Embora ela quisesse se assegurar que a mãe não me fizesse sentir ingênua ou chateada perante os presentes inúteis ou mais do mesmo, eu percebi que não se tratava de ingratidão e sim de surpresa e incompreensão pois realmente não faz sentido. Sua mãe era filha de parteira, não só como também torceu muito pano com sangue de placenta, enxugou muita testa materna que derramava um oceano de esforço para dar à luz. Sua mãe era impregnada de experiência. Ela tinha razão.

O supérfluo possui uma lógica no consumo moderno, nas mães atuais, não para a filha da parteira. Os produtos geram um status que projetamos nos filhos, que precisam de muito menos pagãozinhos ou termômetros para água. Somos mães do século XXI vulneráveis ao desejo do que julgamos ser essencial para o bem-estar do filho. É um espetáculo que aplaudimos com muita emoção quando percebemos que as listas do chá de bebê foram preenchidas. Nossa identidade gestante se confunde com a identidade do que vamos gerar. Idealizamos um comportamento e imagem em nossos filhos amparados por produtos porque valorizamos isso. Consumir não é um ato isolado, carrega sensações, texturas, cheiros, experiências no consumo de serviços, socialização. É inebriante. Mas extremamente tóxico se abusar.

Claro que artigos de luxo, ou seja, o desnecessário, sempre fizeram parte da história nas mais diversas civilizações com variantes intuitos, um deles de diferenciar grupos, hierarquizar. Contudo, de acordo com os estudos que venho me envolvendo, nunca consumimos tanto.

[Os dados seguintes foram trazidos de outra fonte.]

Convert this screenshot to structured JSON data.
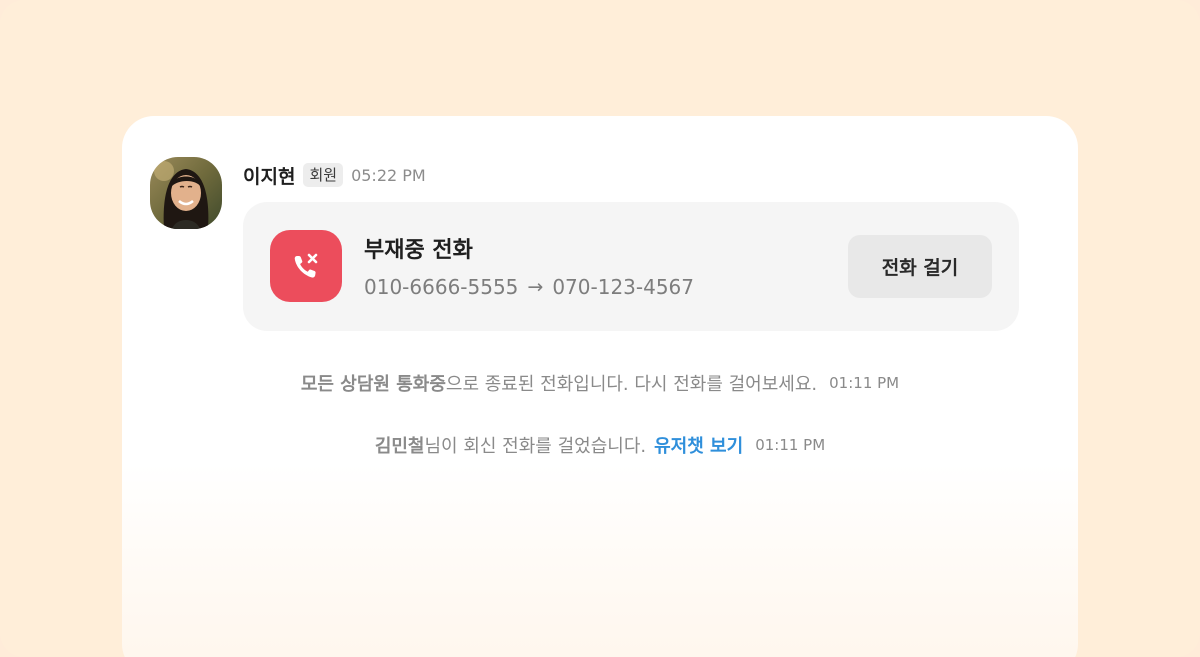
{
  "message": {
    "sender_name": "이지현",
    "sender_badge": "회원",
    "time": "05:22 PM",
    "avatar_icon": "user-photo-avatar"
  },
  "call_card": {
    "icon": "missed-call-icon",
    "icon_color": "#ec4d5c",
    "title": "부재중 전화",
    "from_number": "010-6666-5555",
    "arrow": "→",
    "to_number": "070-123-4567",
    "call_button_label": "전화 걸기"
  },
  "system_messages": [
    {
      "bold": "모든 상담원 통화중",
      "text": "으로 종료된 전화입니다. 다시 전화를 걸어보세요.",
      "time": "01:11 PM"
    },
    {
      "bold": "김민철",
      "text": "님이 회신 전화를 걸었습니다.",
      "link": "유저챗 보기",
      "link_color": "#2f8fdb",
      "time": "01:11 PM"
    }
  ],
  "colors": {
    "background": "#ffeed9",
    "panel": "#ffffff",
    "card": "#f5f5f5"
  }
}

Nunca, em toda nossa presença no topo da cadeia alimentar, se exigiu tal quantidade absurda de dispensáveis.

Consumimos menos arte e mais cópias, menos histórias nas roupinhas usadas e mais etiquetas, menos percepções orgânicas presentes nos cotovelos na água e mais medidores lindos em formas de bichos que talvez as crianças nunca verão. Não nos tornamos mães ignorantes por adquirir a poltrona para amamentação, nos tornamos mães e pais privados do contentamento com o simples e o suficiente. Como vamos nos conformar com menos, se o menos não é compreendido por nós como o bastante?

Aquela conversa me provocou e fomentou tanto, que hoje, grávida de meu segundo filho, reluto e tento, num esforço constante em desviar das ofertas açucaras e prometedoras, me distanciar do supérfluo e mergulhar mais fundo para ver outras possibilidades.

Para quem trabalha muito, toca o barco espremido nesse país indeciso, corrompido e que nos entrega natureza que corroemos aos poucos, digo-lhes que consumir menos tem me dado mais prazer e paz, mais libertação, mais realização, mais clareza, menos arrependimento.

Querida. Desculpa qualquer coisa né. Lindinha a roupinha que tu deu, viu? Eu sou faladeira. Vai ser bom, assim tenho mais tempo pra lavar. E depois a gente passa pra frente, né? Tem sempre gente que precisa.